Natural Sweetener Review: Erythritol
With obesity, diabetes, and other sugar-related diseases on the rise, finding healthier alternatives is becoming more essential. When trying to cut back on sugar to improve health, lose weight, or improve mental function, erythritol is another excellent alternative to consider.
What Is Erythritol?
Erythritol is a naturally abundant sugar alcohol, which is its own category of sweetener. It has the smallest molecular weight of any sugar alcohol, and it forms dry crystals of moderate sweetness (60-80% as sweet as sucrose/table sugar).
Erythritol is found naturally in certain foods, such as grapes, mushrooms, watermelons, and pears. It is also a byproduct of certain fermentation processes, such as when cheese, beer, wine, or soy sauce are made. A naturally-occurring substance, it was first isolated in 1852. It gained FDA approval in 2001, however, making it relatively new on the sweetener market.
The FDA has not set an ADI or limit on sugar alcohols, instead saying, “not specified” and Generally Recognized as Safe. NCIB trials found it to be safe at 1 g per kg of body weight.
- For example, a 150 lb person (68 kg) could consume 68 g per day before hitting this limit.
How Is Erythritol Used?
Erythritol is to sweeten:
- Sugar-free candies and chocolates
- Chewing gum
- Coffees and teas (as an add-in)
- Sports drinks
- Baked goods
- Table sweeteners
- It is also used in cosmetics and pharmaceuticals (particularly in toothpaste and mouthwash)
Pros and Cons of Erythritol
Like all other sugar substitutes, erythritol has pros and cons, including:
- Pro: Sugar alcohols are lower in calories than sugars, and erythritol specifically only contains .24 calories per gram (compared to the 4 calories per gram in sugar).
- Con: Eating large quantities of sugar alcohols can lead to bloating, gas, or an upset stomach. While erythritol causes less gastric distress than other sugar alcohols, it has the potential to still cause problems in excessive quantities.

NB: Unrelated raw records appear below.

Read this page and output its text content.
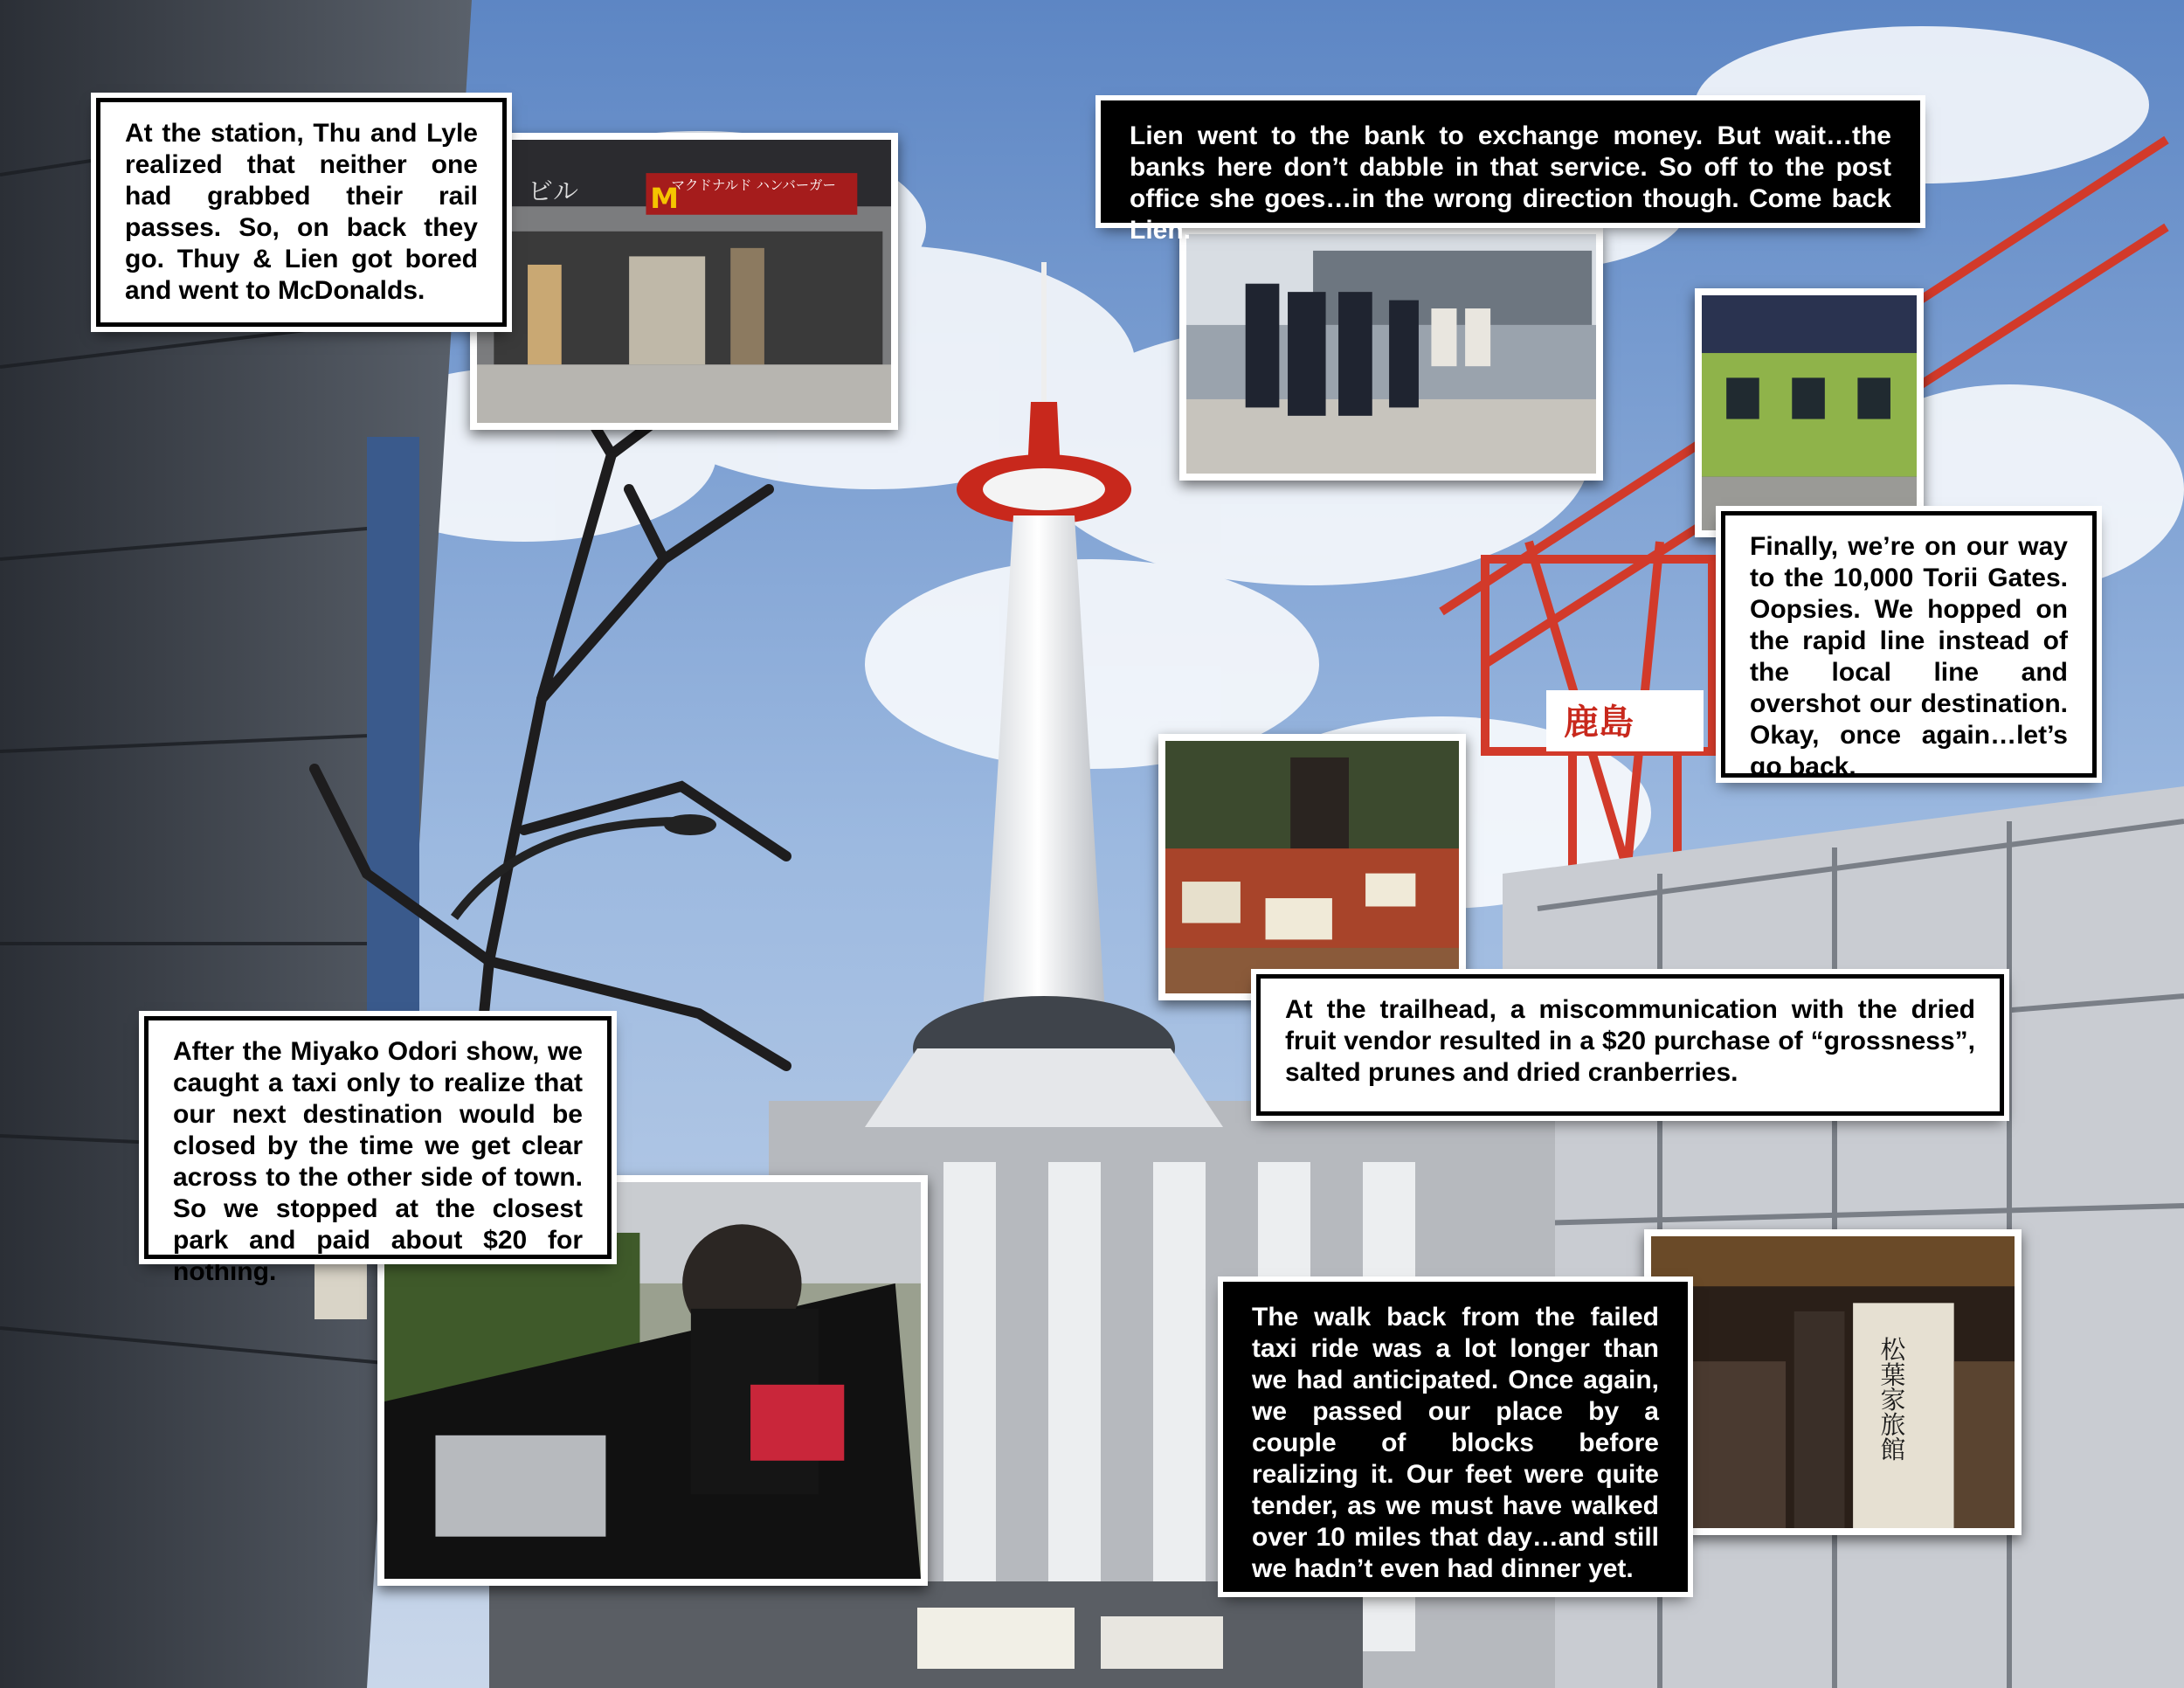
鹿島
マクドナルド ハンバーガー
M
ビル
松葉家旅館
At the station, Thu and Lyle realized that neither one had grabbed their rail passes. So, on back they go. Thuy & Lien got bored and went to McDonalds.
Lien went to the bank to exchange money. But wait…the banks here don’t dabble in that service. So off to the post office she goes…in the wrong direction though. Come back Lien.
Finally, we’re on our way to the 10,000 Torii Gates. Oopsies. We hopped on the rapid line instead of the local line and overshot our destination. Okay, once again…let’s go back.
At the trailhead, a miscommunication with the dried fruit vendor resulted in a $20 purchase of “grossness”, salted prunes and dried cranberries.
After the Miyako Odori show, we caught a taxi only to realize that our next destination would be closed by the time we get clear across to the other side of town. So we stopped at the closest park and paid about $20 for nothing.
The walk back from the failed taxi ride was a lot longer than we had anticipated. Once again, we passed our place by a couple of blocks before realizing it. Our feet were quite tender, as we must have walked over 10 miles that day…and still we hadn’t even had dinner yet.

- Pro: It has a glycemic index of zero (compared to sucrose’s glycemic index of 65) and has no effect on glucose or insulin levels.
- Pro: It doesn’t cause cavities or tooth decay like sugar does. In fact, it can slow oral bacteria growth and decrease the acidity of the mouth.
- Pro: Erythritol is deemed safe for consumption by the FDA.
- Con: The cost of production of erythritol is higher than that of intense sweeteners.
- Pro: It lacks any aftertaste (bitter aftertaste is a common complaint with artificial sweeteners in particular). It can even mask unpleasant aftertastes of other sweeteners, making it ideal for mixing into sweetener products.
Additional Information About Erythritol
At an industrial level, glucose is fermented with yeast to produce erythritol, and this yeast must be thoroughly removed (otherwise you’ll have yeast-related issues with your sweetener). Erythritol is not digested by the body and is instead excreted through urine within 24 hours. It has a strong cooling effect (almost minty) when dissolved in water.
Erythritol is an excellent substance to mix with other intense sweeteners, since it is natural and can be formulated into liquid and solid forms. It is used to provide bulk for and improve the taste of other sweeteners and is an excellent substitute for sugar (without all the related health problems).